Other studies have found similar correlations in most solid tumours.

In the current study, Coukos and his team identified two chemokines, CCL5 and CXCL9, that are consistently associated with CD8 T cell infiltration of solid tumours.

They show that CCL5 is expressed by cancer cells, while CXCL9 is produced by other (so-called myeloid) immune cells known as macrophages and dendritic cells that are also present in the tumour.

When cancer cells drop their production of CCL5, CXCL9 expression drops as well.

This results in the progressive depletion of CD8 T cells in tumours.

This loss of CCL5 expression in cancer cells, they found, correlates with a chemical modification to DNA that suppresses the expression of targeted genes - a mechanism known as epigenetic silencing.

The researchers suggested the epigenetic silencing of CCL5 is an adaptive mechanism by which tumours escape immune attack.

Cancer cells have good reason to suppress CCL5: it attracts CD8 T cells.

The researchers showed that when T cells drawn by CCL5 reach the tumour and are activated by cancer antigens, they release a signalling protein of their own called interferon gamma (IFNγ).

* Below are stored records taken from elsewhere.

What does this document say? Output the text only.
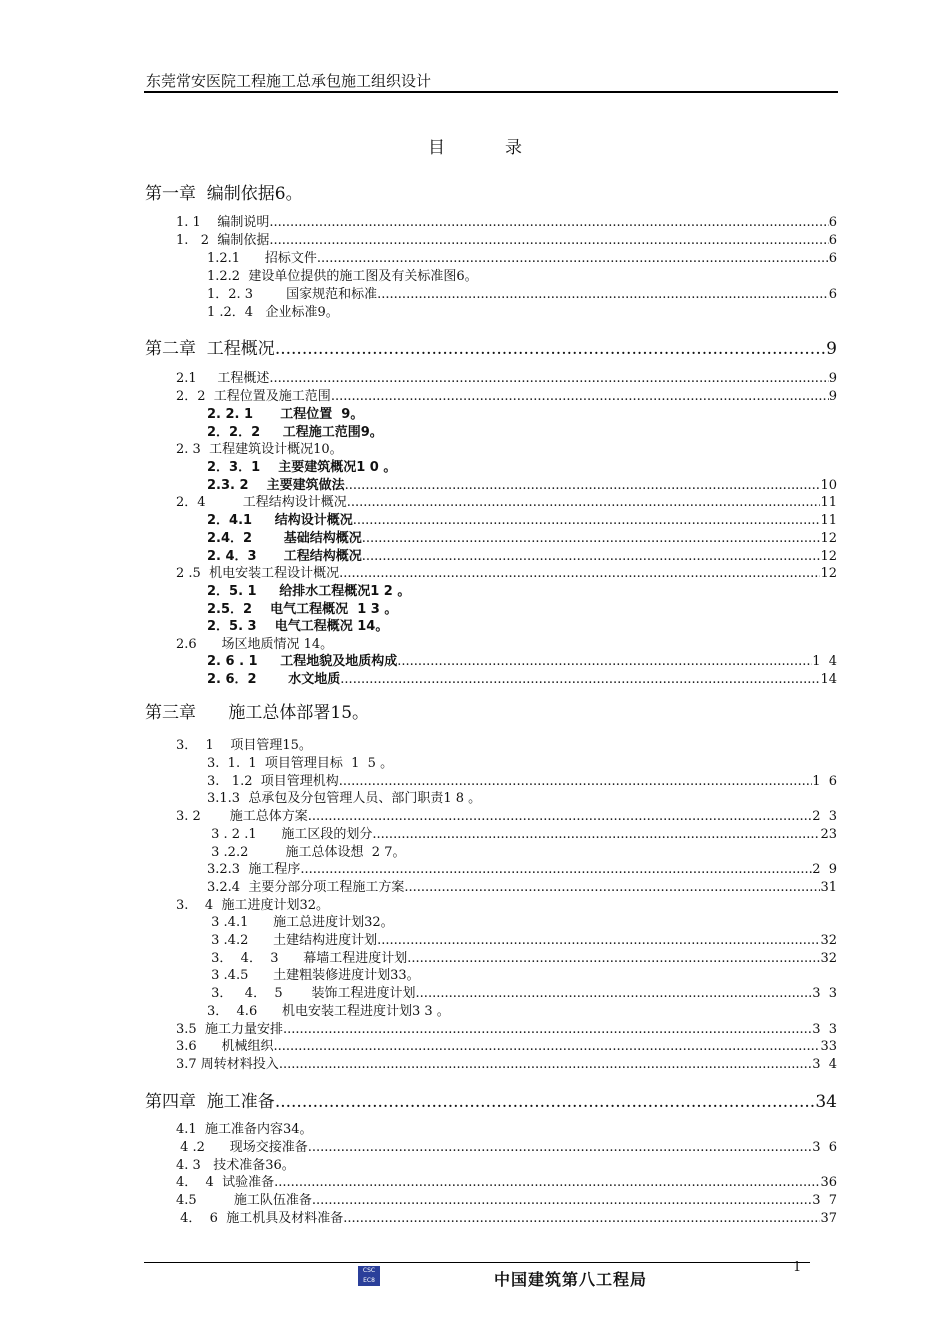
东莞常安医院工程施工总承包施工组织设计
目录
第一章  编制依据6。
1. 1    编制说明 .....	6
1.   2  编制依据 .....	6
1.2.1      招标文件 .....	6
1.2.2  建设单位提供的施工图及有关标准图6。
1．2. 3        国家规范和标准 .....	6
1 .2．4   企业标准9。
第二章  工程概况 .....	9
2.1     工程概述 .....	9
2．2  工程位置及施工范围 .....	9
2. 2. 1      工程位置  9。
2．2．2     工程施工范围9。
2. 3  工程建筑设计概况10。
2．3．1    主要建筑概况1 0 。
2.3. 2    主要建筑做法 .....	10
2．4         工程结构设计概况 .....	11
2．4.1     结构设计概况 .....	11
2.4．2       基础结构概况 .....	12
2. 4．3      工程结构概况 .....	12
2 .5  机电安装工程设计概况 .....	12
2．5. 1     给排水工程概况1 2 。
2.5．2    电气工程概况  1 3 。
2．5. 3    电气工程概况 14。
2.6      场区地质情况 14。
2. 6 . 1     工程地貌及地质构成 .....	1  4
2. 6．2       水文地质 .....	14
第三章      施工总体部署15。
3．  1    项目管理15。
3.  1.  1  项目管理目标  1  5 。
3.   1.2  项目管理机构 .....	1  6
3.1.3  总承包及分包管理人员、部门职责1 8 。
3. 2       施工总体方案 .....	2  3
3 . 2 .1      施工区段的划分 .....	23
3 .2.2         施工总体设想  2 7。
3.2.3  施工程序 .....	2  9
3.2.4  主要分部分项工程施工方案 .....	31
3.    4  施工进度计划32。
3 .4.1      施工总进度计划32。
3 .4.2      土建结构进度计划 .....	32
3．  4．  3      幕墙工程进度计划 .....	32
3 .4.5      土建粗装修进度计划33。
3．   4．  5       装饰工程进度计划 .....	3  3
3．  4.6      机电安装工程进度计划3 3 。
3.5  施工力量安排 .....	3  3
3.6      机械组织 .....	33
3.7 周转材料投入 .....	3  4
第四章  施工准备 .....	34
4.1  施工准备内容34。
4 .2      现场交接准备 .....	3  6
4. 3   技术准备36。
4．  4  试验准备 .....	36
4.5         施工队伍准备 .....	3  7
4．  6  施工机具及材料准备 .....	37
1
CSC
EC8	中国建筑第八工程局
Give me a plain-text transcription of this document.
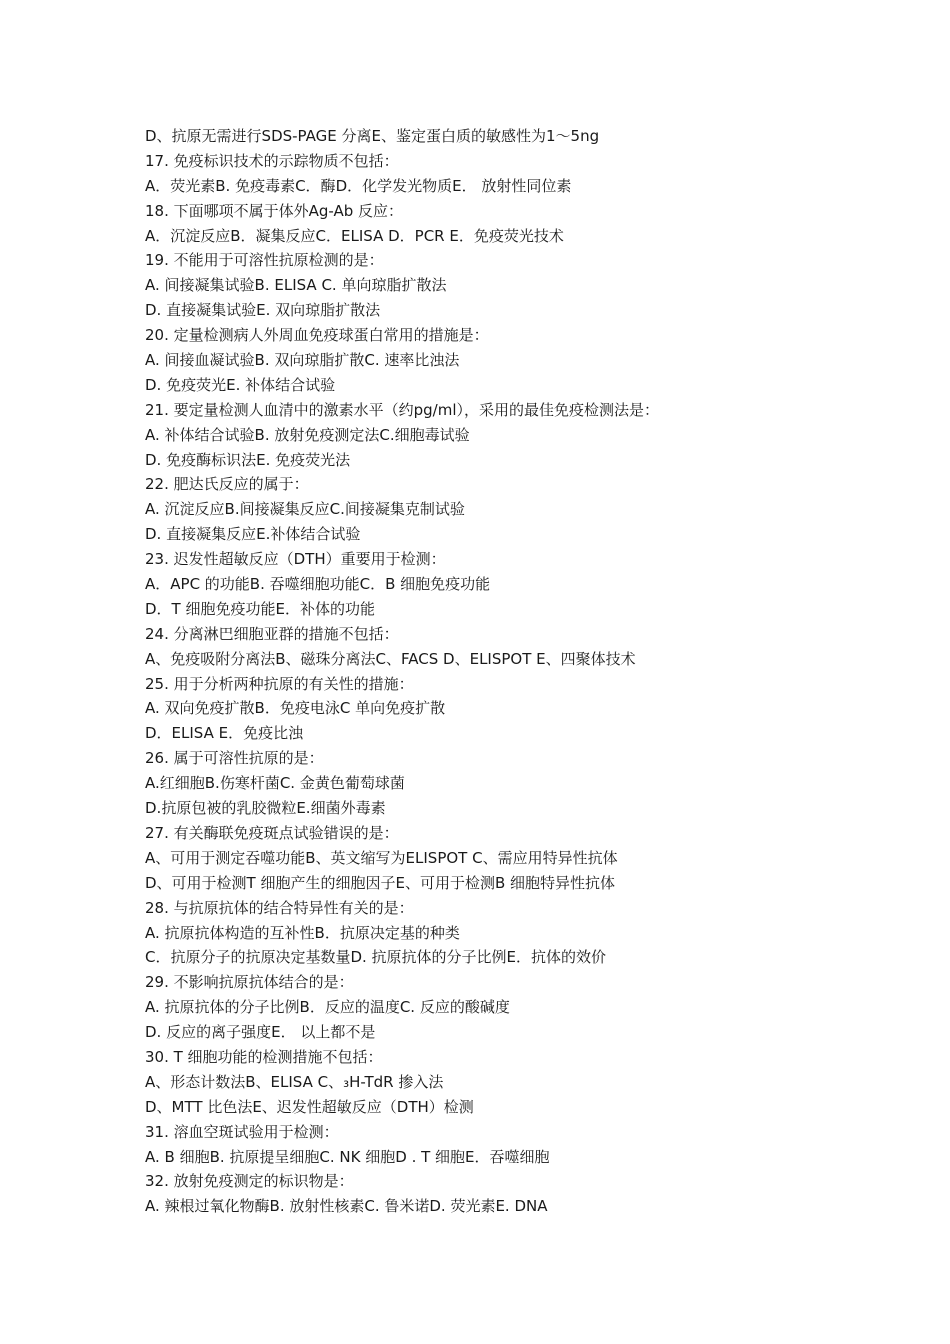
D、抗原无需进行SDS-PAGE 分离E、鉴定蛋白质的敏感性为1～5ng
17. 免疫标识技术的示踪物质不包括：
A．荧光素B. 免疫毒素C．酶D．化学发光物质E． 放射性同位素
18. 下面哪项不属于体外Ag-Ab 反应：
A．沉淀反应B．凝集反应C．ELISA D．PCR E．免疫荧光技术
19. 不能用于可溶性抗原检测的是：
A. 间接凝集试验B. ELISA C. 单向琼脂扩散法
D. 直接凝集试验E. 双向琼脂扩散法
20. 定量检测病人外周血免疫球蛋白常用的措施是：
A. 间接血凝试验B. 双向琼脂扩散C. 速率比浊法
D. 免疫荧光E. 补体结合试验
21. 要定量检测人血清中的激素水平（约pg/ml），采用的最佳免疫检测法是：
A. 补体结合试验B. 放射免疫测定法C.细胞毒试验
D. 免疫酶标识法E. 免疫荧光法
22. 肥达氏反应的属于：
A. 沉淀反应B.间接凝集反应C.间接凝集克制试验
D. 直接凝集反应E.补体结合试验
23. 迟发性超敏反应（DTH）重要用于检测：
A．APC 的功能B. 吞噬细胞功能C．B 细胞免疫功能
D．T 细胞免疫功能E．补体的功能
24. 分离淋巴细胞亚群的措施不包括：
A、免疫吸附分离法B、磁珠分离法C、FACS D、ELISPOT E、四聚体技术
25. 用于分析两种抗原的有关性的措施：
A. 双向免疫扩散B．免疫电泳C 单向免疫扩散
D．ELISA E．免疫比浊
26. 属于可溶性抗原的是：
A.红细胞B.伤寒杆菌C. 金黄色葡萄球菌
D.抗原包被的乳胶微粒E.细菌外毒素
27. 有关酶联免疫斑点试验错误的是：
A、可用于测定吞噬功能B、英文缩写为ELISPOT C、需应用特异性抗体
D、可用于检测T 细胞产生的细胞因子E、可用于检测B 细胞特异性抗体
28. 与抗原抗体的结合特异性有关的是：
A. 抗原抗体构造的互补性B．抗原决定基的种类
C．抗原分子的抗原决定基数量D. 抗原抗体的分子比例E．抗体的效价
29. 不影响抗原抗体结合的是：
A. 抗原抗体的分子比例B．反应的温度C. 反应的酸碱度
D. 反应的离子强度E． 以上都不是
30. T 细胞功能的检测措施不包括：
A、形态计数法B、ELISA C、₃H-TdR 掺入法
D、MTT 比色法E、迟发性超敏反应（DTH）检测
31. 溶血空斑试验用于检测：
A. B 细胞B. 抗原提呈细胞C. NK 细胞D . T 细胞E．吞噬细胞
32. 放射免疫测定的标识物是：
A. 辣根过氧化物酶B. 放射性核素C. 鲁米诺D. 荧光素E. DNA
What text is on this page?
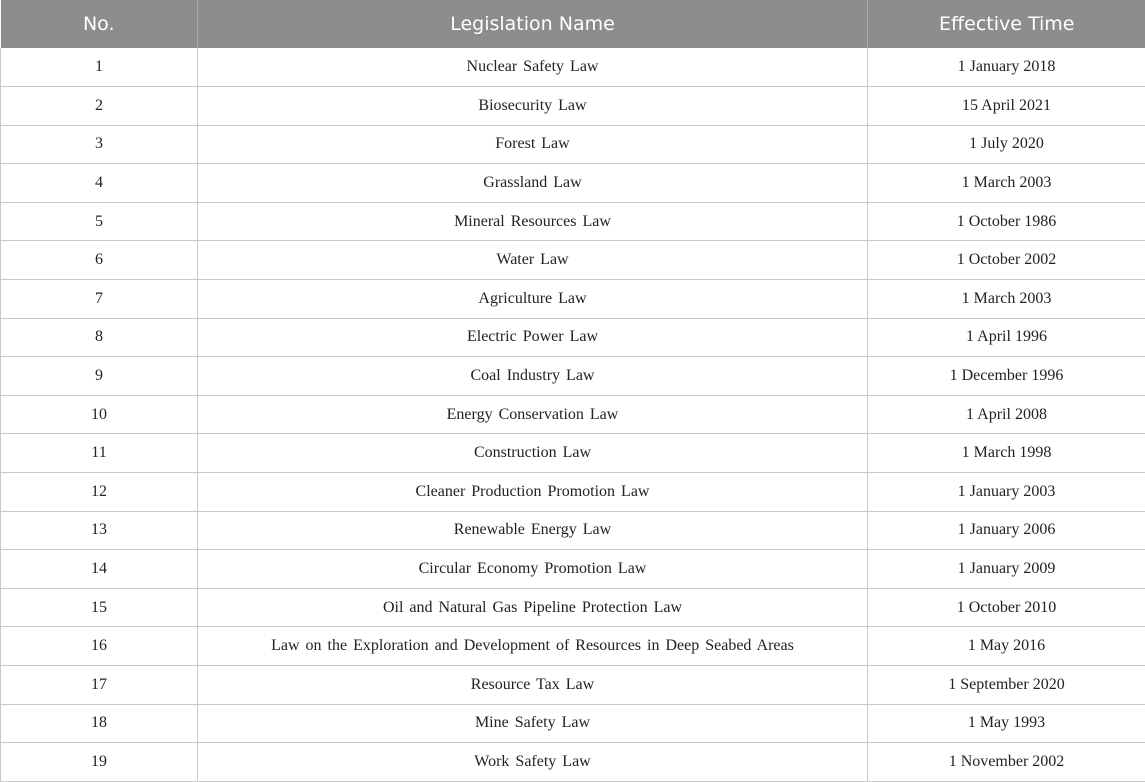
No.	Legislation Name	Effective Time
1	Nuclear Safety Law	1 January 2018
2	Biosecurity Law	15 April 2021
3	Forest Law	1 July 2020
4	Grassland Law	1 March 2003
5	Mineral Resources Law	1 October 1986
6	Water Law	1 October 2002
7	Agriculture Law	1 March 2003
8	Electric Power Law	1 April 1996
9	Coal Industry Law	1 December 1996
10	Energy Conservation Law	1 April 2008
11	Construction Law	1 March 1998
12	Cleaner Production Promotion Law	1 January 2003
13	Renewable Energy Law	1 January 2006
14	Circular Economy Promotion Law	1 January 2009
15	Oil and Natural Gas Pipeline Protection Law	1 October 2010
16	Law on the Exploration and Development of Resources in Deep Seabed Areas	1 May 2016
17	Resource Tax Law	1 September 2020
18	Mine Safety Law	1 May 1993
19	Work Safety Law	1 November 2002
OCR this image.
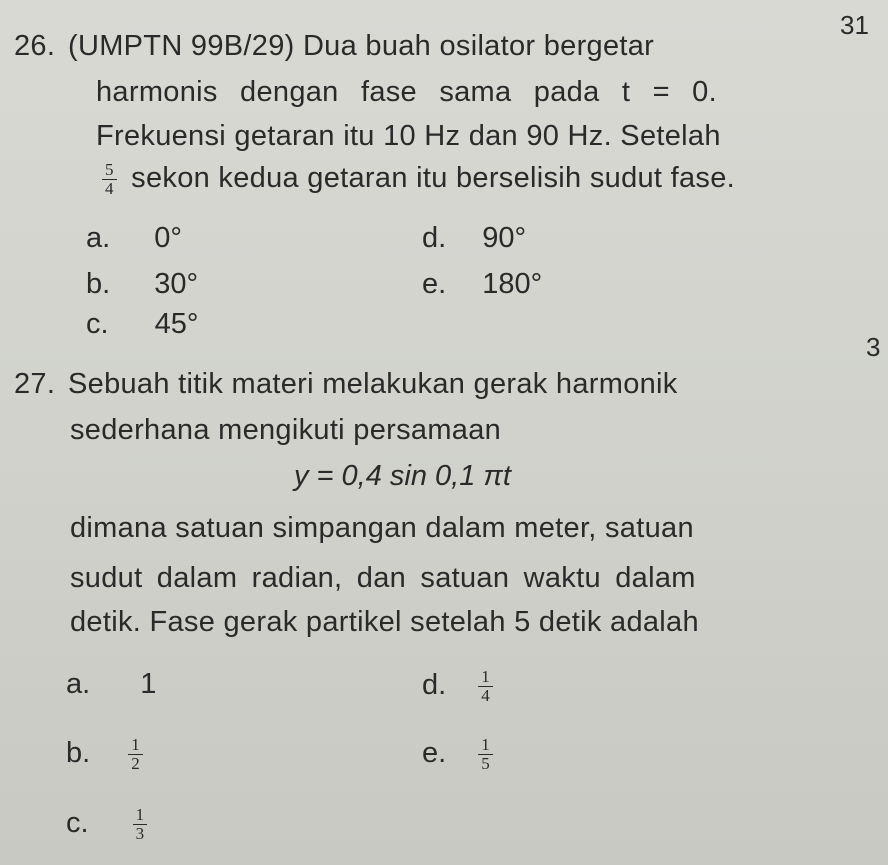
31
3
26. (UMPTN 99B/29) Dua buah osilator bergetar
harmonis dengan fase sama pada t = 0.
Frekuensi getaran itu 10 Hz dan 90 Hz. Setelah
$\frac{5}{4}$ sekon kedua getaran itu berselisih sudut fase.
a. 0°
b. 30°
c. 45°
d. 90°
e. 180°
27. Sebuah titik materi melakukan gerak harmonik
sederhana mengikuti persamaan
y = 0,4 sin 0,1 πt
dimana satuan simpangan dalam meter, satuan
sudut dalam radian, dan satuan waktu dalam
detik. Fase gerak partikel setelah 5 detik adalah
a. 1
b. $\frac{1}{2}$
c.	$\frac{1}{3}$
d. $\frac{1}{4}$
e. $\frac{1}{5}$
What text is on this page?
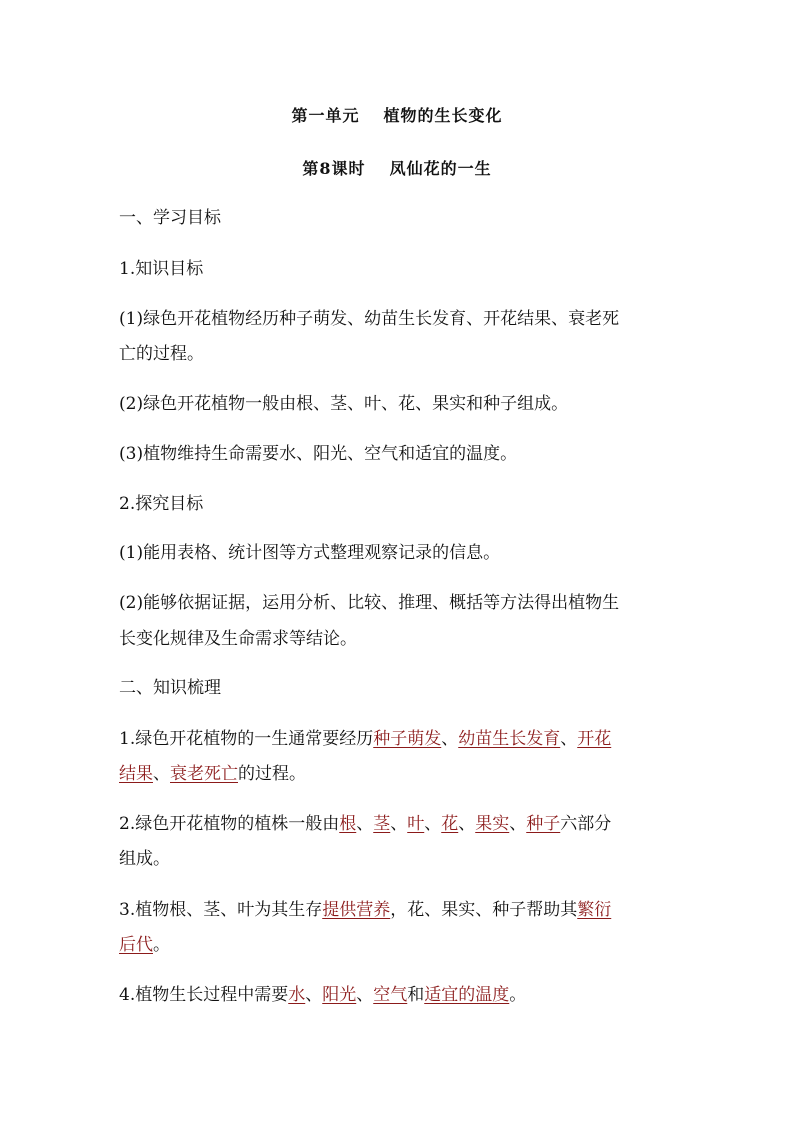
第一单元 植物的生长变化
第8课时 凤仙花的一生
一、学习目标
1.知识目标
(1)绿色开花植物经历种子萌发、幼苗生长发育、开花结果、衰老死
亡的过程。
(2)绿色开花植物一般由根、茎、叶、花、果实和种子组成。
(3)植物维持生命需要水、阳光、空气和适宜的温度。
2.探究目标
(1)能用表格、统计图等方式整理观察记录的信息。
(2)能够依据证据，运用分析、比较、推理、概括等方法得出植物生
长变化规律及生命需求等结论。
二、知识梳理
1.绿色开花植物的一生通常要经历种子萌发、幼苗生长发育、开花
结果、衰老死亡的过程。
2.绿色开花植物的植株一般由根、茎、叶、花、果实、种子六部分
组成。
3.植物根、茎、叶为其生存提供营养，花、果实、种子帮助其繁衍
后代。
4.植物生长过程中需要水、阳光、空气和适宜的温度。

This protein, they discovered, causes macrophages and dendritic cells that have congregated at the tumour to secrete CXCL9, which dramatically boosts the infiltration of the tumour by circulating T cells.

"CCL5 is the key chemokine determining whether a tumour will be T cell inflamed," Coukos said. "However, CCL5 expression alone is not sufficient, and CXCL9 is a major amplifier of T cell recruitment."

These findings suggest CCL5 and CXCL9 could be useful biomarkers for immunotherapy.

Most notably, they could help identify patients whose tumours are infiltrated by activated T cells and are therefore more likely to be susceptible to immunotherapies like anti-PD1 antibodies.

The newly discovered mechanism of immune evasion too might be exploited for therapy.

"Knowing that CCL5 silencing is reversible by the drug decitabine provides a strong rationale to combine that epigenetic therapy with PD1 blockade," said Coukos.